Maramaldo
ma-ra-màl-do
Significato Persona vile che infierisce su chi non può reagire
Etimologia dal cognome del capitano di ventura Fabrizio Maramaldo.
- «Che maramaldo, lo ha silurato appena lo ha visto in difficoltà.»
Parola pubblicata il 27 Luglio 2024
Anche se di rado è qualcosa di cui si può aver la percezione in vita, dev’essere strano passare alla storia per essere un fetente, una persona completamente spregevole. Dopotutto chiunque crede almeno qualcosa di positivo di sé. E però è qualcosa che è successo tante volte da non poterle contare, dai tempi più antichi a oggi — è un’eventualità che la gente in vista deve continuare a mettere in conto, la storia popolare non ama ombreggiature e mezze misure. Ma passare con queste qualità al dizionario è veramente l’onta suprema. Non si legge di te sul manuale di Storia che hai fatto questo e quello, che sei stato così e cosà: sotto il tuo nome c’è una definizione di persona fetente, e accanto il tuo ritratto. Un’antonomasia tremenda.
1530, da quasi un anno la Repubblica Fiorentina è assediata dall’imperatore spagnolo Carlo V, alleato del papa: vogliono la restaurazione dei Medici. Siamo nel bel mezzo delle cosiddette guerre d’Italia, che ci capita di evocare in modo ricorrente perché mentre la ricchissima Penisola era un campo di battaglia su cui potenze straniere con rivendicazioni disparate la facevano a pezzi, incidentalmente si raggiungeva nelle arti l’apice del Rinascimento.
Siamo nel pistoiese, a Gavinana. Le forze di Firenze hanno finora ostentato sicumera, ma ormai c’è poco da fare. A guidare l’ultima resistenza fiorentina, il condottiero Francesco Ferrucci. È agosto quando avviene il confronto decisivo con le forze imperiali, nel tentativo di rompere l’assedio: ma quelle sono troppo superiori.
Secondo la narrazione più diffusa, e recepita dall’uso linguistico, nella battaglia di Gavinana, che annovera fra i caduti il generale nemico, il principe d’Orange, l’ultimo manipolo fiorentino si arrende, e Francesco Ferrucci viene catturato. Viene condotto disarmato dinanzi ad uno dei comandanti imperiali: il soldato di ventura Fabrizio Maramaldo. Questo è gonfio di rancore per un’offesa che tempo prima, nell’assedio di Volterra, Ferrucci non gli aveva fatto passare, e quindi adesso ha tutta l’intenzione di fargli pagare vigliaccamente le onte subite; Ferrucci gli grida «Vile! Tu uccidi un uomo morto!», ma Maramaldo lo trafigge, vendicandosi sordidamente — come il vile asino della favola di Fedro, che calcia il muso del leone morente, il quale pure gli diceva «così subisco due volte la morte». La vita imita l’arte, si direbbe.
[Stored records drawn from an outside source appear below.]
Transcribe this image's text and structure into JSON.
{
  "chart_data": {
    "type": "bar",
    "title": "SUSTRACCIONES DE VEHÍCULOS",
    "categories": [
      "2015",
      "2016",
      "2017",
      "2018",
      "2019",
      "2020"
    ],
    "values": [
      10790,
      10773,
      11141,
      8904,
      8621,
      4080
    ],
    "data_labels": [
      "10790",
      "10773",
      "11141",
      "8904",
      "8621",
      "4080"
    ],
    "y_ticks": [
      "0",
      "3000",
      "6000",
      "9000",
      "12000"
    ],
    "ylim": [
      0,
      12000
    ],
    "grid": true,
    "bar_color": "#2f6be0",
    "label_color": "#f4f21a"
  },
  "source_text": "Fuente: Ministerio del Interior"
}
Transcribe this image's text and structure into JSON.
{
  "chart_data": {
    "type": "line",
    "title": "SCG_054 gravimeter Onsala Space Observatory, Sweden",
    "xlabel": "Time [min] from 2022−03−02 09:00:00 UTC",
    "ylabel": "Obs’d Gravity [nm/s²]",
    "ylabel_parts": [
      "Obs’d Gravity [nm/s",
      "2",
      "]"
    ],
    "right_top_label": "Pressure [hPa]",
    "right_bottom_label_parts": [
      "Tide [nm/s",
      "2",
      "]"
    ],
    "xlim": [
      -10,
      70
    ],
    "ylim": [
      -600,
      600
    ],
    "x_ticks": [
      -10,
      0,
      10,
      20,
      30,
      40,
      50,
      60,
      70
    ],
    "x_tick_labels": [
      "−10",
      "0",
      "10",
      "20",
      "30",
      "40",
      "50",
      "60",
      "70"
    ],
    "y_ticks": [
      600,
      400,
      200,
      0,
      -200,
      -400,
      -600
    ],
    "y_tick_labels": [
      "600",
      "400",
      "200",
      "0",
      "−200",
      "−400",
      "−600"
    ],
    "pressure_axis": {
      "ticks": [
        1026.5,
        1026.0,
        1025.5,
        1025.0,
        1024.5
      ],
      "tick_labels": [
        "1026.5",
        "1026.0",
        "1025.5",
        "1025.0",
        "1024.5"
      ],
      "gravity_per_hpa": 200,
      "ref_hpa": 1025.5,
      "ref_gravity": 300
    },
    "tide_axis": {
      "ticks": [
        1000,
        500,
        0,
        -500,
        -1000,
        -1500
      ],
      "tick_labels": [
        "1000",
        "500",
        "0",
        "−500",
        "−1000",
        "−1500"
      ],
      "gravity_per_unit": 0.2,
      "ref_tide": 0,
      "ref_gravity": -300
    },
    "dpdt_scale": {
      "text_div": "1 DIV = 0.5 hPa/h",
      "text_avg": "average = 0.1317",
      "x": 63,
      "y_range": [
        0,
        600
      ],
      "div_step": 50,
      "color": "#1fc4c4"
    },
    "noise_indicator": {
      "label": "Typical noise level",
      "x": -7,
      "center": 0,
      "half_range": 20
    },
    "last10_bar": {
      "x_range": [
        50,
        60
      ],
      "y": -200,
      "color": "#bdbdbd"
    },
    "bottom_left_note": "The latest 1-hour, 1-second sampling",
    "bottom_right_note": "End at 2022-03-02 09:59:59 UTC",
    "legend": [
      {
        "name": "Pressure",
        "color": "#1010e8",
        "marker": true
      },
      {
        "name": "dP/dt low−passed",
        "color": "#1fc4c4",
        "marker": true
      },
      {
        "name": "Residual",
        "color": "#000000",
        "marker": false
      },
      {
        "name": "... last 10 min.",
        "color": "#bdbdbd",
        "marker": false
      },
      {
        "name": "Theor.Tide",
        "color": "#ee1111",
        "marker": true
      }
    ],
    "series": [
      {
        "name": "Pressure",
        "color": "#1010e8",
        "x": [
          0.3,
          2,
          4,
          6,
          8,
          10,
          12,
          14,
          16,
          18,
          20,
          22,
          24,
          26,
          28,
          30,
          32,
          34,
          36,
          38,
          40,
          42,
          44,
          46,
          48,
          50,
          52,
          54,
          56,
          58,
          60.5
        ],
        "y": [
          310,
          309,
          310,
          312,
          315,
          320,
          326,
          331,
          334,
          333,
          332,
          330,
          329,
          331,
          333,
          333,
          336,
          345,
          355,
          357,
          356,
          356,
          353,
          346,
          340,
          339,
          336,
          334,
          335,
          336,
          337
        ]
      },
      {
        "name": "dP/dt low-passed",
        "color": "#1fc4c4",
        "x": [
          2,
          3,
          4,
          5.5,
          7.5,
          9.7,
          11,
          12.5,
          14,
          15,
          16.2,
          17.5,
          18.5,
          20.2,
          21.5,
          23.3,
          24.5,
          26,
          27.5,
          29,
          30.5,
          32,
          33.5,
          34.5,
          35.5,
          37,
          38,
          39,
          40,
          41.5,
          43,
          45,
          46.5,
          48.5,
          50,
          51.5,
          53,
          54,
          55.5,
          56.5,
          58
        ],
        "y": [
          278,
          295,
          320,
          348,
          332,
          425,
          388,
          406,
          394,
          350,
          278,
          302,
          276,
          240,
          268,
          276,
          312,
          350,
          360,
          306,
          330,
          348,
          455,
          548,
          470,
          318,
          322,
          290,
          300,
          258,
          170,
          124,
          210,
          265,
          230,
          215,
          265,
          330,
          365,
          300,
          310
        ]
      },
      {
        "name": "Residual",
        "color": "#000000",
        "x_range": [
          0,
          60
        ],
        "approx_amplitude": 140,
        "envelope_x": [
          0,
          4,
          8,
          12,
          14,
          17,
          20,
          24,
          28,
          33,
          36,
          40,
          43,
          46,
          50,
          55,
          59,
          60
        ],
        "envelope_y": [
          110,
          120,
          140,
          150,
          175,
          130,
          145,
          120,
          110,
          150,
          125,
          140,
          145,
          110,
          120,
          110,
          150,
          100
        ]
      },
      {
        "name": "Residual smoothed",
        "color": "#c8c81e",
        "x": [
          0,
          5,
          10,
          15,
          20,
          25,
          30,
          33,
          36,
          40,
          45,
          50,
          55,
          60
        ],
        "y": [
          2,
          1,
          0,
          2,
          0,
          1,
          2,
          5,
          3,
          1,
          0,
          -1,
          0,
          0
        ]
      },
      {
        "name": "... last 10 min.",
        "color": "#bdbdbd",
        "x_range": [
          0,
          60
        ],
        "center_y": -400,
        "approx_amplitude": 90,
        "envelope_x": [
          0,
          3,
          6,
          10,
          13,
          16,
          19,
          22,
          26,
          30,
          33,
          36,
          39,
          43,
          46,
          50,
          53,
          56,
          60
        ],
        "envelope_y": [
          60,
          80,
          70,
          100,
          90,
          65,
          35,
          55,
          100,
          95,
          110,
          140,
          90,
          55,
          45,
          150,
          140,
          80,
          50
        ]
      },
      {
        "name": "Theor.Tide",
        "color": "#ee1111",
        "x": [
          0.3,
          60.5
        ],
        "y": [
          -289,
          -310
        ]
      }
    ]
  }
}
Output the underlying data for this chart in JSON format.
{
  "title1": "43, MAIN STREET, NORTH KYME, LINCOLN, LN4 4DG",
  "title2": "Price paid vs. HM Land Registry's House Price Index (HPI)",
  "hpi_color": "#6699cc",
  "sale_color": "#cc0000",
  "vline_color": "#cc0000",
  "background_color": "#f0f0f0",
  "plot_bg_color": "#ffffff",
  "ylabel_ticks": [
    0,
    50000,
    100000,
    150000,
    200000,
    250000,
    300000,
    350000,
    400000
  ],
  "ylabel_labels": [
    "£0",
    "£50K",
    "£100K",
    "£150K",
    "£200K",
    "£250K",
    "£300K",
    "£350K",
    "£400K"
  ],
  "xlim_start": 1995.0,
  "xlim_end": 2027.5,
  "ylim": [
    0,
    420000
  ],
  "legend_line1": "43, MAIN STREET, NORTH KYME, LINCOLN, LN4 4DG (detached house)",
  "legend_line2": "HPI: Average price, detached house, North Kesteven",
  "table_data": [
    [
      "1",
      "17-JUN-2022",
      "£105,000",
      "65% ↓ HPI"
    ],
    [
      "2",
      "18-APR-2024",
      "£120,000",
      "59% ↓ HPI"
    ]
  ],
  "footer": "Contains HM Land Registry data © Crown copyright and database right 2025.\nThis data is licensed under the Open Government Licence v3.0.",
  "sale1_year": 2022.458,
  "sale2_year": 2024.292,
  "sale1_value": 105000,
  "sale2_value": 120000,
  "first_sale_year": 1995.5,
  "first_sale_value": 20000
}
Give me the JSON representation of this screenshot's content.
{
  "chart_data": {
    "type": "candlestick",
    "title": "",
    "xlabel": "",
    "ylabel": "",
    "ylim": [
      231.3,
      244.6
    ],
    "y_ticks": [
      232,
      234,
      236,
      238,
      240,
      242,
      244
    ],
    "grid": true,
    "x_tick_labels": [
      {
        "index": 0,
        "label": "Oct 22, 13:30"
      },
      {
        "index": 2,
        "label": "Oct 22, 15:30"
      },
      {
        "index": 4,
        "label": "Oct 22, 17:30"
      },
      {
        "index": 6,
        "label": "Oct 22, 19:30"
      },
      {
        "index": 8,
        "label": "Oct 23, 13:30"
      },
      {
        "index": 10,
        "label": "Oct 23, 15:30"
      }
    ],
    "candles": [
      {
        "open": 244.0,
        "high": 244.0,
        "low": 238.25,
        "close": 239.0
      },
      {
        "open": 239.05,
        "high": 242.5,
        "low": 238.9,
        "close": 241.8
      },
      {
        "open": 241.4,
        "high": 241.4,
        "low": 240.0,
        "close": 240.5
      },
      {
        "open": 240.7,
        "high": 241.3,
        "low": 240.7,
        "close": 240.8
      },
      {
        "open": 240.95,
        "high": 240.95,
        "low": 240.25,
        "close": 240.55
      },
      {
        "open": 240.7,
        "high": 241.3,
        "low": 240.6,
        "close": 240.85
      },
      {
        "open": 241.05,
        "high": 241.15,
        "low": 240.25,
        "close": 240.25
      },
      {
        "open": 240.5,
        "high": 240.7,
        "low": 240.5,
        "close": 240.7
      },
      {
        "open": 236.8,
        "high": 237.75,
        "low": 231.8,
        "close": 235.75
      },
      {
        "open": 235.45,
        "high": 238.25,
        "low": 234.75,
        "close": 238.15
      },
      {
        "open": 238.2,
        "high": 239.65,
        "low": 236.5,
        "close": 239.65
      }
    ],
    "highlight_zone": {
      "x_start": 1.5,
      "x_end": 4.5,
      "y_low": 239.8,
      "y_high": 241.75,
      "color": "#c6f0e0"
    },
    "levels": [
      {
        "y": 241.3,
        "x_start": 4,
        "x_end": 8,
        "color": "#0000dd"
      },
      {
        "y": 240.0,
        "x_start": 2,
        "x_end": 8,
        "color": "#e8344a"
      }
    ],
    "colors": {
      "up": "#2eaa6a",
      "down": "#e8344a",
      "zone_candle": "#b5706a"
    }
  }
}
In realtà qui dell’arte c’è, questa vicenda molto probabilmente è romanzata, ma alla lingua non interessa molto il vero, le interessa il rappresentativo, ciò che funziona bene per rendere le maschere dell’umano. E giusto da questo episodio abbiamo in sorte di poter astrarre un archetipo: il prepotente spregevole che si fa forte coi deboli, che vessa gli inermi, che trova le proprie infami rivalse senza onore. Groppo di rancore, volentieri tradisce, ed esercita la sua malvagità in maniera spavalda e in tutta sicurezza infierendo su chi è sconfitto, su chi è indifeso, su chi non può reagire. Un fiorellino di persona.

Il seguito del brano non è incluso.